Bawalah wadah air yang harus selalu terisi sepanjang perjalanan.
Bawalah peralatan medis,
seperti obat merah, perban, dan obat-obat khusus bagi penderita
penyakit tertentu.
Jangan malu untuk
belajar dan berdiskusi dengan kelompok pencinta alam yang kini telah
tersebar di sekolah menengah atau universitas-universitas.
Ukurlah kemampuan diri.
Bila tidak sanggup meneruskan perjalanan, jangan ragu untuk kembali
pulang.
Memang, mendaki gunung
memiliki unsur petualangan. Petualangan adalah sebagai satu bentuk
pikiran yang mulai dengan perasaan tidak pasti mengenai hasil
perjalanan dan selalu berakhir dengan perasaan puas karena suksesnya
perjalanan tersebut. Perasaan yang muncul saat bertualang adalah rasa
takut menghadapi bahaya secara fisik atau psikologis. Tanpa adanya
rasa takut maka tidak ada petualangan karena tidak ada pula
tantangan.
Seperti yang dinyatakan
dalam data harian Kompas, tercatat dari 50 orang yang pernah tertimpa
musibah dalam pendakian gunung Semeru, Jawa Tengah, 24 orang
dinyatakan tewas, dua orang hilang, 10 orang luka-luka, dan empat
orang selamat.
Banyaknya kecelakaan dan
hambatan yang kerap dialami oleh orang yang mendaki gunung, tidak
membuat para pendaki berhenti melakukan pendakian.

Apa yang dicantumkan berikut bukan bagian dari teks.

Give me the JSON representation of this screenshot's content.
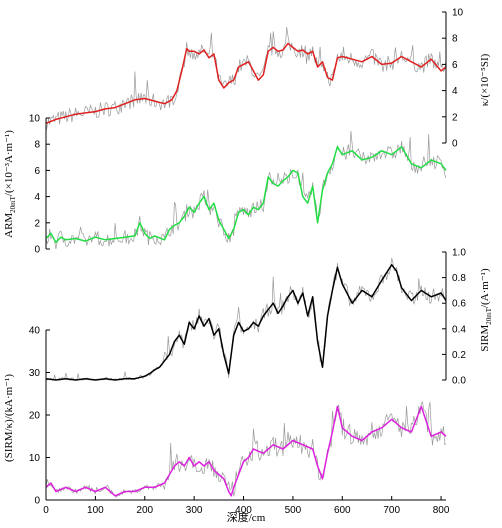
{
  "chart_data": [
    {
      "type": "line",
      "id": "kappa",
      "ylabel": "κ/(×10⁻⁵SI)",
      "y_axis_side": "right",
      "ylim": [
        0,
        10
      ],
      "yticks": [
        0,
        2,
        4,
        6,
        8,
        10
      ],
      "color": "#e02020",
      "raw_color": "#9a9a9a",
      "series": [
        {
          "x": [
            0,
            20,
            40,
            60,
            80,
            100,
            120,
            140,
            160,
            180,
            200,
            220,
            240,
            255,
            265,
            275,
            285,
            290,
            300,
            310,
            320,
            330,
            340,
            350,
            360,
            370,
            380,
            390,
            400,
            410,
            420,
            430,
            440,
            450,
            460,
            470,
            480,
            490,
            500,
            510,
            520,
            530,
            540,
            550,
            560,
            570,
            580,
            590,
            600,
            620,
            640,
            660,
            680,
            700,
            720,
            740,
            760,
            780,
            800,
            810
          ],
          "y": [
            1.5,
            1.8,
            2.0,
            2.2,
            2.3,
            2.4,
            2.6,
            2.7,
            3.0,
            3.3,
            3.4,
            3.2,
            3.0,
            3.3,
            4.0,
            5.5,
            7.2,
            7.0,
            7.0,
            6.8,
            7.1,
            6.5,
            6.8,
            4.8,
            4.2,
            4.6,
            4.8,
            5.8,
            6.0,
            6.2,
            5.5,
            4.8,
            5.2,
            7.0,
            7.3,
            7.0,
            7.1,
            7.6,
            7.3,
            7.0,
            7.1,
            6.8,
            7.0,
            5.8,
            6.2,
            5.0,
            4.8,
            6.5,
            6.6,
            6.4,
            6.2,
            6.6,
            6.0,
            6.1,
            6.6,
            6.2,
            5.8,
            6.4,
            5.5,
            5.8
          ]
        }
      ]
    },
    {
      "type": "line",
      "id": "arm",
      "ylabel": "ARM20mT/(×10⁻³A·m⁻¹)",
      "ylabel_main": "ARM",
      "ylabel_sub": "20mT",
      "ylabel_rest": "/(×10⁻³A·m⁻¹)",
      "y_axis_side": "left",
      "ylim": [
        0,
        10
      ],
      "yticks": [
        0,
        2,
        4,
        6,
        8,
        10
      ],
      "color": "#22dd44",
      "raw_color": "#9a9a9a",
      "series": [
        {
          "x": [
            0,
            10,
            20,
            30,
            40,
            60,
            80,
            100,
            120,
            140,
            160,
            180,
            190,
            200,
            210,
            220,
            240,
            250,
            260,
            270,
            280,
            290,
            300,
            310,
            320,
            330,
            340,
            350,
            360,
            370,
            380,
            390,
            400,
            410,
            420,
            430,
            440,
            450,
            460,
            470,
            480,
            490,
            500,
            510,
            520,
            530,
            540,
            550,
            560,
            570,
            580,
            590,
            600,
            620,
            640,
            660,
            680,
            700,
            720,
            740,
            760,
            780,
            800,
            810
          ],
          "y": [
            0.8,
            1.2,
            0.5,
            0.9,
            0.7,
            0.8,
            0.6,
            0.9,
            0.7,
            0.8,
            0.9,
            1.0,
            2.0,
            1.2,
            0.8,
            1.0,
            0.7,
            1.5,
            1.8,
            2.0,
            2.5,
            3.2,
            2.8,
            3.5,
            4.0,
            3.0,
            3.5,
            2.2,
            1.5,
            0.8,
            1.5,
            2.8,
            3.0,
            2.6,
            3.2,
            3.0,
            3.5,
            5.5,
            5.0,
            4.8,
            5.2,
            5.5,
            6.0,
            5.8,
            4.0,
            3.5,
            4.8,
            2.0,
            4.5,
            5.8,
            6.5,
            7.8,
            7.2,
            7.5,
            6.8,
            7.0,
            7.5,
            7.2,
            7.8,
            6.5,
            6.2,
            6.8,
            6.5,
            6.0
          ]
        }
      ]
    },
    {
      "type": "line",
      "id": "sirm",
      "ylabel": "SIRM20mT/(A·m⁻¹)",
      "ylabel_main": "SIRM",
      "ylabel_sub": "20mT",
      "ylabel_rest": "/(A·m⁻¹)",
      "y_axis_side": "right",
      "ylim": [
        0,
        1.0
      ],
      "yticks": [
        0.0,
        0.2,
        0.4,
        0.6,
        0.8,
        1.0
      ],
      "color": "#000000",
      "raw_color": "#9a9a9a",
      "series": [
        {
          "x": [
            0,
            20,
            40,
            60,
            80,
            100,
            120,
            140,
            160,
            180,
            200,
            210,
            220,
            230,
            240,
            250,
            260,
            270,
            280,
            290,
            300,
            310,
            320,
            330,
            340,
            350,
            360,
            370,
            380,
            390,
            400,
            410,
            420,
            430,
            440,
            450,
            460,
            470,
            480,
            490,
            500,
            510,
            520,
            530,
            540,
            550,
            560,
            570,
            580,
            590,
            600,
            620,
            640,
            660,
            680,
            700,
            710,
            720,
            740,
            760,
            780,
            800,
            810
          ],
          "y": [
            0.01,
            0.0,
            0.01,
            0.0,
            0.01,
            0.0,
            0.01,
            0.0,
            0.01,
            0.01,
            0.03,
            0.05,
            0.08,
            0.1,
            0.15,
            0.2,
            0.3,
            0.35,
            0.28,
            0.45,
            0.4,
            0.5,
            0.42,
            0.48,
            0.35,
            0.4,
            0.2,
            0.05,
            0.35,
            0.45,
            0.38,
            0.4,
            0.45,
            0.42,
            0.5,
            0.55,
            0.6,
            0.52,
            0.58,
            0.65,
            0.7,
            0.6,
            0.68,
            0.5,
            0.65,
            0.3,
            0.1,
            0.5,
            0.7,
            0.88,
            0.75,
            0.6,
            0.7,
            0.65,
            0.78,
            0.9,
            0.85,
            0.72,
            0.62,
            0.7,
            0.65,
            0.68,
            0.62
          ]
        }
      ]
    },
    {
      "type": "line",
      "id": "sirm_kappa",
      "ylabel": "(SIRM/κ)/(kA·m⁻¹)",
      "y_axis_side": "left",
      "xlabel": "深度/cm",
      "xlim": [
        0,
        810
      ],
      "xticks": [
        0,
        100,
        200,
        300,
        400,
        500,
        600,
        700,
        800
      ],
      "ylim": [
        0,
        40
      ],
      "yticks": [
        0,
        10,
        20,
        30,
        40
      ],
      "color": "#dd22dd",
      "raw_color": "#9a9a9a",
      "series": [
        {
          "x": [
            0,
            10,
            20,
            40,
            60,
            80,
            100,
            120,
            140,
            160,
            180,
            200,
            220,
            240,
            250,
            260,
            270,
            280,
            290,
            300,
            310,
            320,
            330,
            340,
            350,
            360,
            370,
            375,
            380,
            390,
            400,
            410,
            420,
            440,
            460,
            480,
            500,
            520,
            540,
            550,
            560,
            570,
            580,
            590,
            600,
            620,
            640,
            660,
            680,
            700,
            720,
            740,
            760,
            780,
            800,
            810
          ],
          "y": [
            3,
            4,
            2,
            3,
            2,
            3,
            2,
            3,
            1,
            2,
            2,
            3,
            3,
            4,
            6,
            8,
            9,
            8,
            10,
            8,
            9,
            8,
            9,
            7,
            6,
            5,
            2,
            1,
            3,
            6,
            9,
            10,
            12,
            11,
            13,
            12,
            14,
            13,
            12,
            8,
            5,
            11,
            16,
            22,
            17,
            15,
            14,
            16,
            17,
            19,
            17,
            16,
            22,
            15,
            16,
            15
          ]
        }
      ]
    }
  ]
}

Data terakhir
menyatakan bahwa pada bulan Juli 2002 masih dilakukan pendakian oleh
sepuluh pendaki gunung asal Bandung menuju gunung Slamet. Pendakian
tersebut menyebabkan kesepuluh pendaki gunung tersebut hilang
sehingga diperbantukan sebanyak 24 orang anggota Tim SAR Polres
Purbalingga dan gabungan pecinta alam dari Purwokerto diterjunkan ke
lokasi untuk mencari para pendaki gunung tersebut.
Risiko mendaki gunung
yang tinggi, tidak menghalangi para pendaki untuk tetap melanjutan
pendakian, karena Zuckerma menyatakan bahwa para pendaki gunung
memiliki kecenderungan sensation seeking [pemburuan sensasi] tinggi.

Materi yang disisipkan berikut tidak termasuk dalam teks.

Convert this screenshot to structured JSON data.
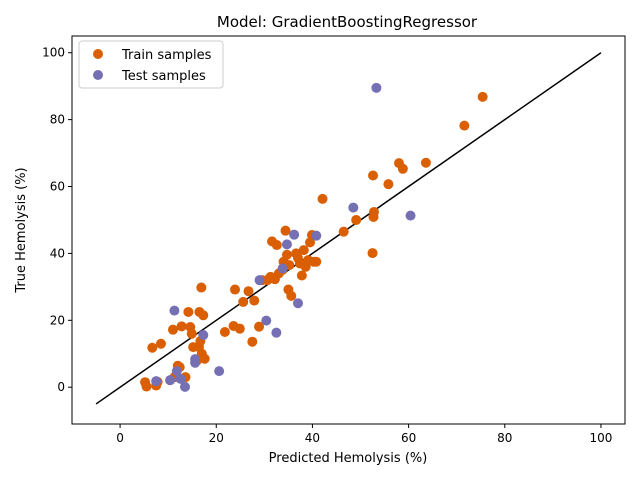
{
  "chart_data": {
    "type": "scatter",
    "title": "Model: GradientBoostingRegressor",
    "xlabel": "Predicted Hemolysis (%)",
    "ylabel": "True Hemolysis (%)",
    "xlim": [
      -10,
      105
    ],
    "ylim": [
      -11,
      105
    ],
    "xticks": [
      0,
      20,
      40,
      60,
      80,
      100
    ],
    "yticks": [
      0,
      20,
      40,
      60,
      80,
      100
    ],
    "grid": false,
    "legend_position": "top-left",
    "reference_line": {
      "from": [
        -5,
        -5
      ],
      "to": [
        100,
        100
      ],
      "color": "#000000"
    },
    "series": [
      {
        "name": "Train samples",
        "color": "#d95f02",
        "points": [
          [
            5.2,
            1.5
          ],
          [
            5.5,
            0.2
          ],
          [
            6.7,
            11.8
          ],
          [
            7.5,
            0.5
          ],
          [
            7.8,
            1.6
          ],
          [
            8.5,
            13.0
          ],
          [
            11.0,
            17.2
          ],
          [
            11.3,
            3.0
          ],
          [
            12.0,
            6.4
          ],
          [
            12.4,
            6.0
          ],
          [
            12.8,
            18.2
          ],
          [
            13.6,
            3.0
          ],
          [
            14.2,
            22.5
          ],
          [
            14.6,
            18.0
          ],
          [
            14.9,
            16.0
          ],
          [
            15.2,
            12.0
          ],
          [
            16.0,
            8.0
          ],
          [
            16.4,
            12.0
          ],
          [
            16.5,
            22.5
          ],
          [
            16.7,
            13.8
          ],
          [
            16.9,
            29.8
          ],
          [
            17.0,
            10.0
          ],
          [
            17.3,
            21.5
          ],
          [
            17.6,
            8.5
          ],
          [
            21.8,
            16.5
          ],
          [
            23.6,
            18.3
          ],
          [
            23.9,
            29.2
          ],
          [
            24.9,
            17.5
          ],
          [
            25.6,
            25.5
          ],
          [
            26.7,
            28.7
          ],
          [
            27.5,
            13.6
          ],
          [
            27.9,
            25.9
          ],
          [
            28.9,
            18.1
          ],
          [
            29.5,
            32.0
          ],
          [
            30.6,
            32.0
          ],
          [
            31.3,
            33.0
          ],
          [
            31.6,
            43.6
          ],
          [
            32.2,
            32.3
          ],
          [
            32.6,
            42.5
          ],
          [
            33.0,
            34.0
          ],
          [
            33.8,
            35.1
          ],
          [
            34.0,
            37.5
          ],
          [
            34.4,
            46.8
          ],
          [
            34.7,
            39.6
          ],
          [
            35.0,
            29.2
          ],
          [
            35.2,
            36.5
          ],
          [
            35.6,
            27.3
          ],
          [
            36.6,
            40.0
          ],
          [
            37.0,
            38.6
          ],
          [
            37.4,
            37.0
          ],
          [
            37.8,
            33.4
          ],
          [
            38.2,
            41.0
          ],
          [
            38.6,
            36.0
          ],
          [
            39.1,
            38.0
          ],
          [
            39.5,
            43.3
          ],
          [
            39.9,
            45.5
          ],
          [
            40.3,
            37.5
          ],
          [
            40.8,
            37.5
          ],
          [
            42.1,
            56.3
          ],
          [
            46.5,
            46.5
          ],
          [
            49.1,
            50.0
          ],
          [
            52.5,
            40.1
          ],
          [
            52.6,
            63.3
          ],
          [
            52.7,
            50.9
          ],
          [
            52.8,
            52.4
          ],
          [
            55.8,
            60.7
          ],
          [
            58.0,
            67.0
          ],
          [
            58.8,
            65.3
          ],
          [
            63.6,
            67.1
          ],
          [
            71.6,
            78.2
          ],
          [
            75.4,
            86.8
          ]
        ]
      },
      {
        "name": "Test samples",
        "color": "#7570b3",
        "points": [
          [
            7.5,
            1.8
          ],
          [
            10.4,
            2.1
          ],
          [
            11.3,
            22.9
          ],
          [
            11.8,
            4.8
          ],
          [
            12.6,
            2.5
          ],
          [
            13.5,
            0.1
          ],
          [
            15.6,
            8.4
          ],
          [
            15.6,
            7.3
          ],
          [
            17.3,
            15.6
          ],
          [
            20.6,
            4.8
          ],
          [
            29.0,
            32.0
          ],
          [
            30.4,
            19.9
          ],
          [
            32.5,
            16.3
          ],
          [
            33.8,
            35.5
          ],
          [
            34.7,
            42.7
          ],
          [
            36.2,
            45.6
          ],
          [
            37.0,
            25.1
          ],
          [
            40.8,
            45.3
          ],
          [
            48.5,
            53.7
          ],
          [
            53.3,
            89.5
          ],
          [
            60.4,
            51.3
          ]
        ]
      }
    ]
  }
}
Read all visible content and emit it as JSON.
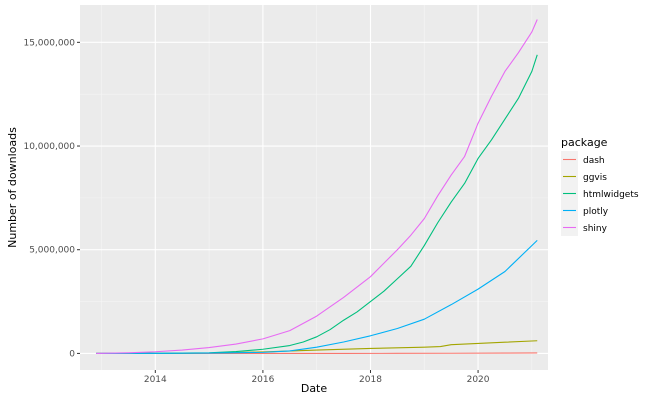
{
  "chart_data": {
    "type": "line",
    "title": "",
    "xlabel": "Date",
    "ylabel": "Number of downloads",
    "x_ticks": [
      {
        "label": "2014",
        "value": 2014
      },
      {
        "label": "2016",
        "value": 2016
      },
      {
        "label": "2018",
        "value": 2018
      },
      {
        "label": "2020",
        "value": 2020
      }
    ],
    "y_ticks": [
      {
        "label": "0",
        "value": 0
      },
      {
        "label": "5,000,000",
        "value": 5000000
      },
      {
        "label": "10,000,000",
        "value": 10000000
      },
      {
        "label": "15,000,000",
        "value": 15000000
      }
    ],
    "xlim": [
      2012.6,
      2021.3
    ],
    "ylim": [
      -800000,
      16800000
    ],
    "grid": true,
    "legend": {
      "title": "package",
      "position": "right"
    },
    "series": [
      {
        "name": "dash",
        "color": "#F8766D",
        "x": [
          2012.9,
          2014,
          2016,
          2017.5,
          2018.5,
          2019.5,
          2020.5,
          2021.1
        ],
        "y": [
          0,
          0,
          0,
          0,
          3000,
          8000,
          15000,
          25000
        ]
      },
      {
        "name": "ggvis",
        "color": "#A3A500",
        "x": [
          2012.9,
          2014,
          2015,
          2016,
          2017,
          2018,
          2019,
          2019.3,
          2019.5,
          2020,
          2020.5,
          2021.1
        ],
        "y": [
          0,
          1000,
          20000,
          70000,
          160000,
          240000,
          300000,
          330000,
          420000,
          480000,
          540000,
          610000
        ]
      },
      {
        "name": "htmlwidgets",
        "color": "#00BF7D",
        "x": [
          2012.9,
          2014,
          2015,
          2015.5,
          2016,
          2016.5,
          2016.75,
          2017,
          2017.25,
          2017.5,
          2017.75,
          2018,
          2018.25,
          2018.5,
          2018.75,
          2019,
          2019.25,
          2019.5,
          2019.75,
          2020,
          2020.25,
          2020.5,
          2020.75,
          2021,
          2021.1
        ],
        "y": [
          0,
          5000,
          30000,
          90000,
          200000,
          380000,
          550000,
          800000,
          1150000,
          1600000,
          2000000,
          2500000,
          3000000,
          3600000,
          4200000,
          5200000,
          6300000,
          7300000,
          8200000,
          9400000,
          10300000,
          11300000,
          12300000,
          13600000,
          14400000
        ]
      },
      {
        "name": "plotly",
        "color": "#00B0F6",
        "x": [
          2012.9,
          2014,
          2015,
          2016,
          2016.5,
          2017,
          2017.5,
          2018,
          2018.5,
          2019,
          2019.5,
          2020,
          2020.5,
          2021.1
        ],
        "y": [
          0,
          3000,
          15000,
          50000,
          120000,
          300000,
          550000,
          850000,
          1200000,
          1650000,
          2350000,
          3100000,
          3950000,
          5450000
        ]
      },
      {
        "name": "shiny",
        "color": "#E76BF3",
        "x": [
          2012.9,
          2013.5,
          2014,
          2014.5,
          2015,
          2015.5,
          2016,
          2016.5,
          2017,
          2017.5,
          2018,
          2018.5,
          2018.75,
          2019,
          2019.25,
          2019.5,
          2019.75,
          2020,
          2020.25,
          2020.5,
          2020.75,
          2021,
          2021.1
        ],
        "y": [
          0,
          30000,
          80000,
          160000,
          280000,
          450000,
          700000,
          1100000,
          1800000,
          2700000,
          3700000,
          5000000,
          5700000,
          6500000,
          7600000,
          8600000,
          9500000,
          11100000,
          12400000,
          13600000,
          14500000,
          15500000,
          16100000
        ]
      }
    ]
  }
}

Para sensation seeker menganggap dan menerima risiko sebagai nilai
atau harga dari sesuatu yang didapatkan dari sensasi atau pengalaman
itu sendiri. Pengalaman-pengalaman yang menyenangkan maupun kurang
menyenangkan tersebut membentuk self-esteem [kebanggaan /kepercayaan
diri].
Pengalaman-pengalaman ini
selanjutnya menimbulkan perasaan individu tentang dirinya, baik
perasaan positif maupun perasaan negatif. Perjalanan pendakian yang
dilakukan oleh para pendaki menghasilkan pengalaman, yaitu pengalaman
keberhasilan dan sukses mendaki gunung, atau gagal mendaki gunung.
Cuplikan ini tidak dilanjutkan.